Monday, November 21, 2011

Jesus is a moral failure.


Every so often, I’m confronted by people who want to tell me that this jesus character was the picture of morality.  They want me to think that this guy was the best example of a human that ever walked the earth.  Now, I don’t think for a second that there even WAS a jesus, but if he did exist, he was an asshat.

First, let me say that if jesus was a fictional character, he has lots of competition for this, “best of the best human” award.  As far as superpowers go, even the Wonder Twins knock jesus out of the park.  Jesus walked on water?  One of the Wonder Twins changed into water!  Jesus healed the sick?  The other Wonder Twin changed into an eagle!  Oh, but they weren’t human.  That’s a good point.  Wolverine is human.  He heals like crazy. 

But to jump away from comics, if jesus was real, he still loses.  Anyone who has not condemned people who don’t like them to eternal torment is better than jesus.  That makes Hitler more moral than the savior.  Nice, huh?

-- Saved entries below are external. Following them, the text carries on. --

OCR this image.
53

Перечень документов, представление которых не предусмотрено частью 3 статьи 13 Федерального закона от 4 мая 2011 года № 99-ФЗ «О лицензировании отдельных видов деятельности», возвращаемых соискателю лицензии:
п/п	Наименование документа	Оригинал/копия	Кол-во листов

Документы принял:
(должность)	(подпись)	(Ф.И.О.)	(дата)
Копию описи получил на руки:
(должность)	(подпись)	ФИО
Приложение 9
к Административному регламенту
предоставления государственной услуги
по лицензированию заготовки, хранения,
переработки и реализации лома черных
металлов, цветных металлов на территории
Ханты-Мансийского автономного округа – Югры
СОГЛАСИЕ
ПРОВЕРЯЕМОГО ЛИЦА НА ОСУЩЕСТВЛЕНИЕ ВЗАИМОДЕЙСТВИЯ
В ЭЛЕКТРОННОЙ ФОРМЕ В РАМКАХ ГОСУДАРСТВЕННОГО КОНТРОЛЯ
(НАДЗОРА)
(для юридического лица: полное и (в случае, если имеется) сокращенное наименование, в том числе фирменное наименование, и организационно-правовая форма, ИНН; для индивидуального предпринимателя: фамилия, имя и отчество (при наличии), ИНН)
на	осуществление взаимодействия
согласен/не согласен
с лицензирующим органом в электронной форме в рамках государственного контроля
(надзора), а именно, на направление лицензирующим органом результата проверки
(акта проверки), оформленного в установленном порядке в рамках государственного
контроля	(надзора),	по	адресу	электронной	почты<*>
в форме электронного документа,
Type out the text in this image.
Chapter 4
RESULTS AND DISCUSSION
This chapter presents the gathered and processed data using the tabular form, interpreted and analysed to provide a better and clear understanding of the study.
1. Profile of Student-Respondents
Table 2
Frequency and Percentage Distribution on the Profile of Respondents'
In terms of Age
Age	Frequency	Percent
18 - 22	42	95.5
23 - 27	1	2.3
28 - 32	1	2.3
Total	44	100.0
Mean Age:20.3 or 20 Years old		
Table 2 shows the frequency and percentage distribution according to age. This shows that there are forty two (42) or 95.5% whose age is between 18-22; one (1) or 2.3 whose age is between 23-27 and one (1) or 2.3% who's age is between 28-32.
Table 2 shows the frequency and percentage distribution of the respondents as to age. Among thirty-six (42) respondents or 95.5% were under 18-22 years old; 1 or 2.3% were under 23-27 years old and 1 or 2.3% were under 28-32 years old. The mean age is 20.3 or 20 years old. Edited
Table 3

But even if we just look at the saving part, jesus is ethically compromised.  We are supposed to believe that this guy has taken upon himself the weight of the sins of all people for all time.  This sounds suspiciously like a scapegoat.  Now, scapegoats are not a moral practice, right?  You know the origin of the scapegoat, no?  In summary, the people of a village would symbolically place upon a goat the weight of the sins of the village.  Then the animal was lead out of the village and killed.  The sins left with the goat, and the village would be safe from the retribution from some petty deity.  Jesus is a scapegoat.  That’s not ethical.

Our morals have evolved past stupid scapegoats.  We understand that if you err, you cannot place the responsibility on a goat.  You messed up; you deal with it.  If I get a jail sentence, I cannot pay anyone to serve it for me.  That’s not allowed, and that is the deal you MUST take from the savior.  The deal offered to you in christianity is a scapegoat, and that is not an ethical practice.

We have moral issues today, but they will not be solved by invoking a Bronze Age book.  They not be solved by invoking an imaginary deity.  They will be solved by you and me.  God isn’t here; weare.